Our Story
FIGHT INEQUALITY.
BEAT POVERTY.
Oxfam Canada is an affiliate of the international Oxfam Confederation networked in more than 90 countries as part of a global movement for change.
Our mission is to build lasting solutions to poverty and injustice with a focus on improving the lives and promoting the rights of women and girls. We work directly with communities, partners and women's rights organizations to challenge the systems that perpetuate inequality and keep people poor. Together we seek to influence those in power to ensure that women trapped in poverty have a say in the critical decisions that affect them, their families and entire communities. That’s why we believe that ending global poverty begins with women’s rights.
This is how we fight for women's rights
We design every project with and for women
We work with partners and women's rights organizations
We challenge policies and hold the powerful accountable
Why Women's Rights?
Have you ever wondered why it is that girls are left to fetch water and firewood as their brothers go to school; why women cleaning hotel rooms are subjected to sexual harassment; why women farmers growing the food we eat don’t have enough food for their own families; why women stitching the clothes we wear are working in hot, crowded garment factories earning poverty level wages with scant rights?
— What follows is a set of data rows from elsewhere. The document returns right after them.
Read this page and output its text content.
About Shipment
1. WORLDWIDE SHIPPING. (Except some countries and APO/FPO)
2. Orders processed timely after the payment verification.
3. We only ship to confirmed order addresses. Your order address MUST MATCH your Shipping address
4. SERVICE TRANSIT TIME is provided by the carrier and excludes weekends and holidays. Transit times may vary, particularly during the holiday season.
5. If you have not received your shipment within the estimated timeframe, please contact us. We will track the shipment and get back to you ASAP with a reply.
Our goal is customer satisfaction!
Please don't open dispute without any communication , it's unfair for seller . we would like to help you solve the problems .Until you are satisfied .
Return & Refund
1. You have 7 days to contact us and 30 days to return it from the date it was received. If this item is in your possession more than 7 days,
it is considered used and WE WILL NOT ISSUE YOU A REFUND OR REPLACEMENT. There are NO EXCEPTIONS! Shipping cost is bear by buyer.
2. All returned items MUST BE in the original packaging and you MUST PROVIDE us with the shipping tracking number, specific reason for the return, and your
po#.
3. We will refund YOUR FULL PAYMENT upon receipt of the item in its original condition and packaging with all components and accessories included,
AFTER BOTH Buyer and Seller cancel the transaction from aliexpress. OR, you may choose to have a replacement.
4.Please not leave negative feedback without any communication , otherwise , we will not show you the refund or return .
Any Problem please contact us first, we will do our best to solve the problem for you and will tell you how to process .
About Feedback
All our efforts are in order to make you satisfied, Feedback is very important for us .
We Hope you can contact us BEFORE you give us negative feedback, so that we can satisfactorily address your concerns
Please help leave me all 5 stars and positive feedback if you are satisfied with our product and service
The reason is simple: discrimination and inequality.
It doesn't have to be this way. That's why we put women's rights at the core of everything we do - because in order to beat poverty, we need to fight inequality.
The way we see it, poverty is solvable -- a problem rooted in inequality. If we fight inequality, we will beat poverty.
Together, we can build a fairer world. A world where women and girls can exercise their rights as full, equal citizens, with real influence over the decisions that affect their lives. A world where everyone can stay safe in a crisis and recover from disaster. A world where future generations know no poverty at all.
In Canada since 1963
In 1942, a group of intellectuals, social activists, and Oxford academics formed the Oxford Committee for Famine Relief in response to the plight of refugees in Greece.
After the war, Oxfam (a name derived from its postal code abbreviation) continued its work, sending materials and financial aid to groups aiding poor people throughout Europe. As the situation in Europe improved, Oxfam’s attention shifted to the needs of people in developing countries.
Oxfam Canada was founded in 1963 and independently incorporated in 1966. The first Board of Directors included 21 distinguished Canadians. Oxfam Canada began to provide educational materials to schools and undertake advocacy work in public policy development and in 1995, it became an affiliate of the newly formed Oxfam Confederation.
We have been building our movement in Canada ever since.